Despite court rulings in Lydian’s favour, police has not been able to restore uninterrupted access to the mine site and ongoing demonstrations against the project continue.

Based on company’s estimates, the blockade has cost it about $100,000 a day and the loss of dozens key professionals.

Social pressure

Triggered by citizens, Armenia’s new government subjected Amulsar to three full-scale environmental audits since July last year. The latest, launched in September, sought to determine the project’s potential impact on the Southern Caucasus mountain range’s wildlife and, particularly, in water resources.

The mine site sits above a tunnel that supplies water to Lake Sevan, the largest freshwater lake in the whole Caucasus region. Scientists have warned that acidic drainage from the mine would inevitably seep into the lake, posing a threat to Armenia’s water system.

Armenia’s new government has subjected Amulsar to three full-scale environmental audits since July last year

Amulsar is also next to Jermuk, a spa town built around mineral springs, and an economy is based on health tourism. Opponents to the mine claim dust from construction has curbed the influx of visitors and also affected crops and grazing. Cattle, they say, have increasingly refused drinking water from streams on the mountain since construction started, affecting local livelihoods.

Lydian cheered the conclusions of the third-party assessment of Amulsar, which included a review of its Environmental and Social Impact Assessment (ESIA) and Environmental Impact Assessment (EIA), even though the latter had been previously approved by the Armenian authorities before construction began.

People familiar with the matter told MINING.COM that, while the audit’ results are positive for Lydian, there’s no guarantee the Armenian government will allow the company to move forward.

“Authorities may agree on that there are no grounds for criminals proceedings, but they may not be as sure about the alleged impacts on Lake Sevan, leopards and others,” the source, who wishes to remain anonymous, added.

The company noted that, over the past year, it had provided the special investigative committee (SIC) with more than 300 documents, totalling about 20,000 pages of information on the project. It has also participated in extensive technical discussions during the audit over the past four months.

Lydian, however, had also said it would go to international arbitration under bilateral investment protection treaties with the UK and Canada if it was forced to shut the project down.

Tainted reputation

Opposition to mining in Armenia has its roots in a long list of environmental disasters caused by previous operations, as well as in allegations of corruption among authorities in charge of granting licences.

Lydian, however, has repeatedly highlighted that — unlike many previous projects — Amulsar is subject to rigorous inspections from an Independent Advisory Panel. 

Amulsar will be large-scale operation with annual gold production averaging around 225,000 ounces over an initial 10-year life

So far, the company has invested more than $3 million in social projects, such as local businesses and infrastructure, to mitigate the potential impact of the gold mine. It has also vowed to establish a natural park.

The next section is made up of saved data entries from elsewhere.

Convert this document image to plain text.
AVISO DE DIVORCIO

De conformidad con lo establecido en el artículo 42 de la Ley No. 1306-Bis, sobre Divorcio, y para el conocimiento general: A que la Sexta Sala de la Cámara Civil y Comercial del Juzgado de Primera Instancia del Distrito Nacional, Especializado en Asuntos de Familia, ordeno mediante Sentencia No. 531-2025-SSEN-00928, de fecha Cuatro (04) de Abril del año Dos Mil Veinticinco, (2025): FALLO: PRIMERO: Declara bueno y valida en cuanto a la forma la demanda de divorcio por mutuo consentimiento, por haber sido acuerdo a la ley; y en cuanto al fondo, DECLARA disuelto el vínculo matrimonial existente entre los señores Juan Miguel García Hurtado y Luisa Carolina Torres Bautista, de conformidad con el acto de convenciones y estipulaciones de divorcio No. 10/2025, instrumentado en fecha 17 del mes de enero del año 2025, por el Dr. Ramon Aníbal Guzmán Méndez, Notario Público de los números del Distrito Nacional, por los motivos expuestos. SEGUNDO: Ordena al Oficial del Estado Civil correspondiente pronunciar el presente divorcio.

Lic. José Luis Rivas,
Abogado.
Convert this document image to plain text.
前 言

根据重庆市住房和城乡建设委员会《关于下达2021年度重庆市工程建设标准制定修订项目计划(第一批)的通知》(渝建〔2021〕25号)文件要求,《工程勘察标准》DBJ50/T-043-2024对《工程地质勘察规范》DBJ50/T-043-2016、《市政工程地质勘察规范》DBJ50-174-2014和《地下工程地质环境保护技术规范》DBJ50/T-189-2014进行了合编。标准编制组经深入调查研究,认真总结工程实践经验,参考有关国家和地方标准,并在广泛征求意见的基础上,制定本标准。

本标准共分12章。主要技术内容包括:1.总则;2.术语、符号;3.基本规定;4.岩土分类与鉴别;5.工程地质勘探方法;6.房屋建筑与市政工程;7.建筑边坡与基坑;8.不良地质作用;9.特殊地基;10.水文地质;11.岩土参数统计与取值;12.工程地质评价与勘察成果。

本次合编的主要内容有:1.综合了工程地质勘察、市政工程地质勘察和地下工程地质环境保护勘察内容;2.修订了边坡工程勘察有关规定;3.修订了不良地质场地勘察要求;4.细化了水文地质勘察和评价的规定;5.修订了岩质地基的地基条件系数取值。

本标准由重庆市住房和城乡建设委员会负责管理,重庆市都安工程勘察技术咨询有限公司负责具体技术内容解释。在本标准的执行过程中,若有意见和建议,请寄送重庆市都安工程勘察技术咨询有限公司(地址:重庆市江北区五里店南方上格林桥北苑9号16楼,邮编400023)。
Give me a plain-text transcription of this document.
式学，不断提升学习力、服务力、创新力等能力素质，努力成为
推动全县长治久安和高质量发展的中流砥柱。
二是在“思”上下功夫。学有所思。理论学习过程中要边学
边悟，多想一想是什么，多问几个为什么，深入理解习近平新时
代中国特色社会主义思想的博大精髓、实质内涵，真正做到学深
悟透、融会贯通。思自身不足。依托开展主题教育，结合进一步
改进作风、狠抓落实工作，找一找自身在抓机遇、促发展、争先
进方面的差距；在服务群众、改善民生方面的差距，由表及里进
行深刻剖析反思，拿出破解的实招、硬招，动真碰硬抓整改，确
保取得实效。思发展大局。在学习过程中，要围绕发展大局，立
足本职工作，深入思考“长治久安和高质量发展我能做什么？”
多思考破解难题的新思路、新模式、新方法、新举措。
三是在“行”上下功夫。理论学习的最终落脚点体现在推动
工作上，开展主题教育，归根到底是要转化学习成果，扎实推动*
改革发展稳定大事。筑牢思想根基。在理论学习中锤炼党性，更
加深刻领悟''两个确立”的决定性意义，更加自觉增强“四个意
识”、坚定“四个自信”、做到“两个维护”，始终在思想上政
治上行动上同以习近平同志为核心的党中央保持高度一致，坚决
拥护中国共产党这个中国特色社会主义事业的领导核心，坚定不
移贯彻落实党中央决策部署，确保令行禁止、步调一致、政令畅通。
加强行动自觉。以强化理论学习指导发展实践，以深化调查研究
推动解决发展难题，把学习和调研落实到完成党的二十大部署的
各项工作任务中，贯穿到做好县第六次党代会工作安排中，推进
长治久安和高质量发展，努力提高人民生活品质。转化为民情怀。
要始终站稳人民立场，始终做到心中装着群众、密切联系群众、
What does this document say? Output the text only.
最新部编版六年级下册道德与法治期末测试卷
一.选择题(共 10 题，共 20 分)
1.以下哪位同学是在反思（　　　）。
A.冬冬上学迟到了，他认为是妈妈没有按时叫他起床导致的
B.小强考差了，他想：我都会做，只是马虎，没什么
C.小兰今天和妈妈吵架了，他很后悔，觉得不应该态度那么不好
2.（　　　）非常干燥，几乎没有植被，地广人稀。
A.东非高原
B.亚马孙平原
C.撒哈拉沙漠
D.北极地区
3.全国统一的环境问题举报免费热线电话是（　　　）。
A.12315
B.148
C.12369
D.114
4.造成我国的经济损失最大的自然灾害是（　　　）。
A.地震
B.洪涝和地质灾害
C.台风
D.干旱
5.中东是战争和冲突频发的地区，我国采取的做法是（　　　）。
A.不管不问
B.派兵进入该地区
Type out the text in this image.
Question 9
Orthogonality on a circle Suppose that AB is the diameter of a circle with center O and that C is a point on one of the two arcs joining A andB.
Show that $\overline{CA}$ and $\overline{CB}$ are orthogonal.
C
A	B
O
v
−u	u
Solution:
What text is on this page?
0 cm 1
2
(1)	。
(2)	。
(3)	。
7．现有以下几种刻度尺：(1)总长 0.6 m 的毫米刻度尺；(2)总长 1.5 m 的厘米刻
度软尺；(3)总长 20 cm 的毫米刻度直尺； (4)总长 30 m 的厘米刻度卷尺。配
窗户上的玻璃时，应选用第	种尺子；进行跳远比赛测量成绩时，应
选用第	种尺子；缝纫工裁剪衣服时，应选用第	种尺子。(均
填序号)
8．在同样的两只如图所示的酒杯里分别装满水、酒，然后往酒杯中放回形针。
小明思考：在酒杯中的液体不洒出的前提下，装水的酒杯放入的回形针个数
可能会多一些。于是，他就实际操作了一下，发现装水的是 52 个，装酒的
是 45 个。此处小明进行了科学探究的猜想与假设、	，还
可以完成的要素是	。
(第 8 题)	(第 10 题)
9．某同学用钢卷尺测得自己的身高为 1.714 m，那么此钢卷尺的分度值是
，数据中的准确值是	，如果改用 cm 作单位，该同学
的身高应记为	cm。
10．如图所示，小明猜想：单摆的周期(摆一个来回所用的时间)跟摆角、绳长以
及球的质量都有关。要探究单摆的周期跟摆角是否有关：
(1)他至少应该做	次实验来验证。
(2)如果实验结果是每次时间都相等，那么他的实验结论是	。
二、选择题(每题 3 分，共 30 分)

The country, in turn, is in desperate need of foreign investment and jobs that properly run and managed mining projects could bring in.

Minerals and metals make up about half of Armenia’s exports and mining accounted for about 3% of the country’s economic output in 2017, government data shows.

Lydian foresees Amulsar as a large-scale operation with annual gold production averaging around 225,000 ounces over an initial 10-year life. Estimated mineral resources contain 3.5 million measured and indicated gold ounces and 1.3 million inferred gold ounces as outlined in the Q1 2017 technical report.

The Toronto-listed miner saw its shares soar on the news, closing almost 27% up, to 16 cents a share. That left the company’s market cap at C$125 million.